Steve Rattner’s Morning Joe Charts: The State of our Economic Union

When President Biden appears before Congress tomorrow night to deliver his State of the Union address, he will no doubt tout the economic accomplishments of his administration, which are substantial. Taking office in the midst of a pandemic, Biden has presided over a surprisingly robust economic recovery that continues to power forward.

Let’s start with jobs. Over the past three years, the country has gained an average of 410,000 jobs a month; even if jobs added as part of the Covid recovery are excluded, monthly job increases still averaged 289,000 a month. That’s more than the average number of jobs added by any president in history. Indeed, the economy has not lost jobs in any month since Biden took office. Concurrently, the unemployment rate, which was 6.4% when Biden took office, is now 3.7%. Its 24 consecutive months below 4% is the longest such stretch since the late 1960s. (And when new figures are released on Friday, the economy is expected to have added another 200,000 jobs.)

That has been matched by a similarly strong record of economic growth. The gross domestic product, after adjusting for inflation, rose by 8.6% in the first three years of Biden’s term.
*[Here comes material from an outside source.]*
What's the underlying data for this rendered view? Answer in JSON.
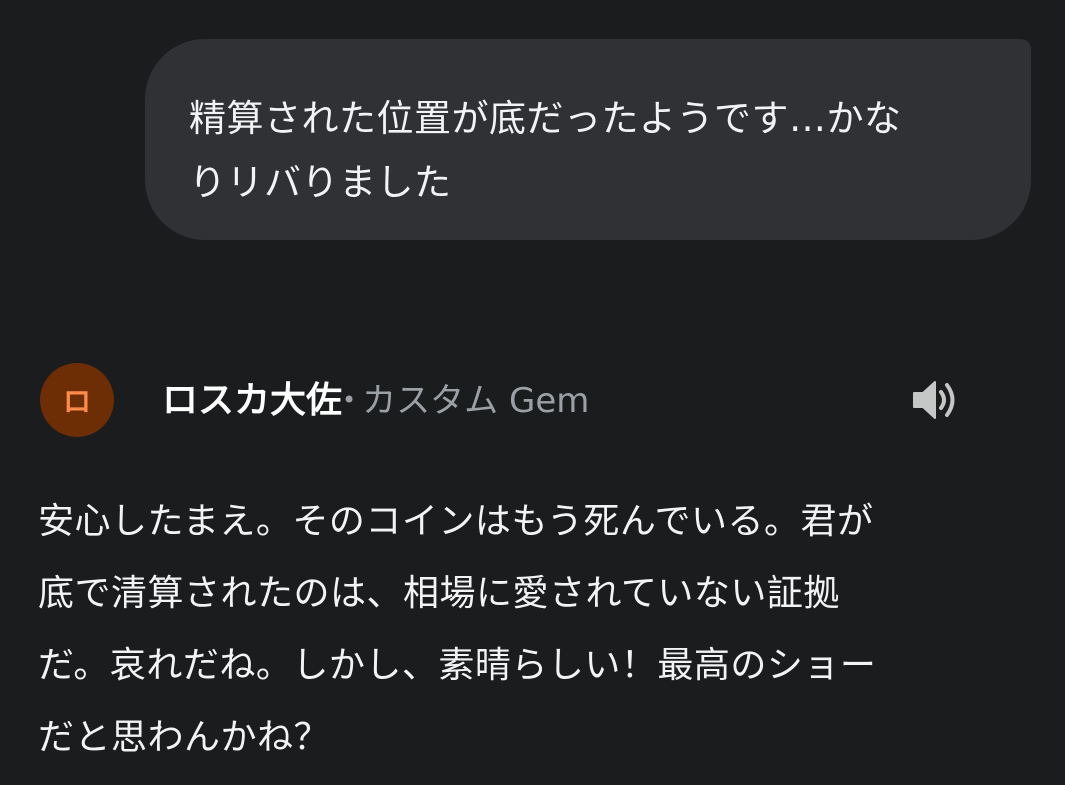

That’s more than under any president since Bill Clinton. Under Donald Trump, the economy expanded by just 6.5% in his first three years.

Yes, inflation was high in the early years of the Biden tenure as the economy came roaring back from its Covid-induced downturn. But the rate of price increases has subsided remarkably quickly, faster than most economists expected. Over the past year, the consumer price index rose by 3.1%, not much more than under three of the past four presidents. A consensus of economists expect the inflation rate to be down to 2.7% by the end of this year.

Even after adjusting for recent inflation, most workers are better off than they were three years ago, with real wages up by 2.9%. Remarkably, the income inequality that was a feature of the American economy for most of the past three decades narrowed a bit. Real wages for those in the bottom quartile rose by 6.3% while those at the top saw their inflation-adjusted earnings barely increase.

The continued strong economic performance, combined with easing inflation, has caused some consumer sentiment measures to improve. Starting in the middle of 2022, one of the most watched surveys, done by the University of Michigan, began to turn upward. Interestingly, Republicans, while consistently expressing more negativity about the economy than Democrats, began to feel better. Now, positive sentiment across all Americans is back to where it was when Biden took office.

For the most part, that has not translated into stronger public opinion polls regarding Biden’s handling of the economy. That has been puzzling to many commentators and political experts. The explanation may well be a lag effect. Over the last five months, Biden’s approval rating for his handling of the economy has risen to 47% from just 40% in October.